Record no. 773. How do I cite this entry?

The Last Survivor

  • Genre/Type Descriptor(s)
    Translation from Old English
    Poem or Poetry
     
    Language(s)
    English
  • Translator
    Heaney, Seamus
  • Serial Title
    The Times Literary Supplement
    Location Details
    Issue of November 14, 1997, page 13
    Date
    1997
  • Relationships
    (Downstream) Revised and incorporated into -> Beowulf, Heaney, Seamus (1999)
  • Descriptive Notes

    A translation of Beowulf, lines 2241-70, presented as a freestanding poetic segment of 28 lines (27 full lines with a half line at the start and another at the end). Heaney would later make several revisions to the Times Literary Supplement version as he incorporated it into his full 1999 translation.
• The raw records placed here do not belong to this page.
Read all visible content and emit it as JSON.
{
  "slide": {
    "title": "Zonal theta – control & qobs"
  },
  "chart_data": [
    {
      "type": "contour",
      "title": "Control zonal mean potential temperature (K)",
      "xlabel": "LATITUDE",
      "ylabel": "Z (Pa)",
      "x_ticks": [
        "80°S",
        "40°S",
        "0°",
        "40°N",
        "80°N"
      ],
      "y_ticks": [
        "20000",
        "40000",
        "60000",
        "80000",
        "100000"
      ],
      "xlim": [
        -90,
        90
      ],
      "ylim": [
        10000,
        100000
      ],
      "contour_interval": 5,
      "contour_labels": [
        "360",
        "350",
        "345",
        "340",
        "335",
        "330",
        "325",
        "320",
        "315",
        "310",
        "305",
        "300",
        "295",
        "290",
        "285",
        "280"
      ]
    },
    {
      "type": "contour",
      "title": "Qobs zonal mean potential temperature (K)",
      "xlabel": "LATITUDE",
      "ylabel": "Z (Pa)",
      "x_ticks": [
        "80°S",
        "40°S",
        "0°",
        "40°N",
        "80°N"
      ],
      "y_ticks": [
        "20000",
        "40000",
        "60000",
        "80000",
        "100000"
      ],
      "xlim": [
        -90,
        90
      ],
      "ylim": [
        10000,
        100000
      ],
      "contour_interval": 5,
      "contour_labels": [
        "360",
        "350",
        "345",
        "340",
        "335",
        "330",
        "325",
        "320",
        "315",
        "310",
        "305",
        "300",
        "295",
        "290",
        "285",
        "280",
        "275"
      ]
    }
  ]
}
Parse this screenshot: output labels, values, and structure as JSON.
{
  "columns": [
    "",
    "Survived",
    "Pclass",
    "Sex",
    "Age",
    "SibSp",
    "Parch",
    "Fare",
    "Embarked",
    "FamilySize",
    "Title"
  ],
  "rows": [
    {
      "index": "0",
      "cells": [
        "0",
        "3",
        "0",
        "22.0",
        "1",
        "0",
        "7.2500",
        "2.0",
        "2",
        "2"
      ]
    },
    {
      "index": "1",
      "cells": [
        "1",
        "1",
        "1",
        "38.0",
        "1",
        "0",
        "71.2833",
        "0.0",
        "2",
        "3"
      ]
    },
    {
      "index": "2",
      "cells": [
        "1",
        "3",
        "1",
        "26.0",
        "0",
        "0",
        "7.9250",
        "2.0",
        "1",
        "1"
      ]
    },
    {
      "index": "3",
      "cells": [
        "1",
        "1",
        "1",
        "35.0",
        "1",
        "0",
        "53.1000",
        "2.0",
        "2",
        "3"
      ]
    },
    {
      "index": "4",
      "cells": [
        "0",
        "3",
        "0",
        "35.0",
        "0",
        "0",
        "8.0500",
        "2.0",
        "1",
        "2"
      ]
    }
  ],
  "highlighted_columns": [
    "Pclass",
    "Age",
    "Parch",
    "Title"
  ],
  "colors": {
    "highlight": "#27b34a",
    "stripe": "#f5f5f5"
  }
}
    The translation begins:

                             A newly constructed
    barrow stood waiting on a wide headland
    above the waves, its entryway blocked.
    Into it the keeper of the hoard had carried
    all of the goods and golden ware
    worth preserving. His words were few:
    "Now, earth, hold what earls held once
    and heroes can no more; it was mined from you first
    by honourable men.["] (13)

    And ends:

                             ["]Pillage and slaughter
    have emptied the earth of entire peoples."
    And so he mourned as he moved about the world
    deserted and alone, lamenting his unhappiness
    day and night, until death's flood
    brimmed up in his heart. (13)

     
    Notes on Prior Documentation

    Not mentioned specifically in MO2, but MO2 1987(c) references Heaney's "many other fragmentary translations" in advance of his 1999 full translation.

     
    Authentication

    BAM (from digital copy accessed via The Times Literary Supplement Historical Archive, GaleCengage).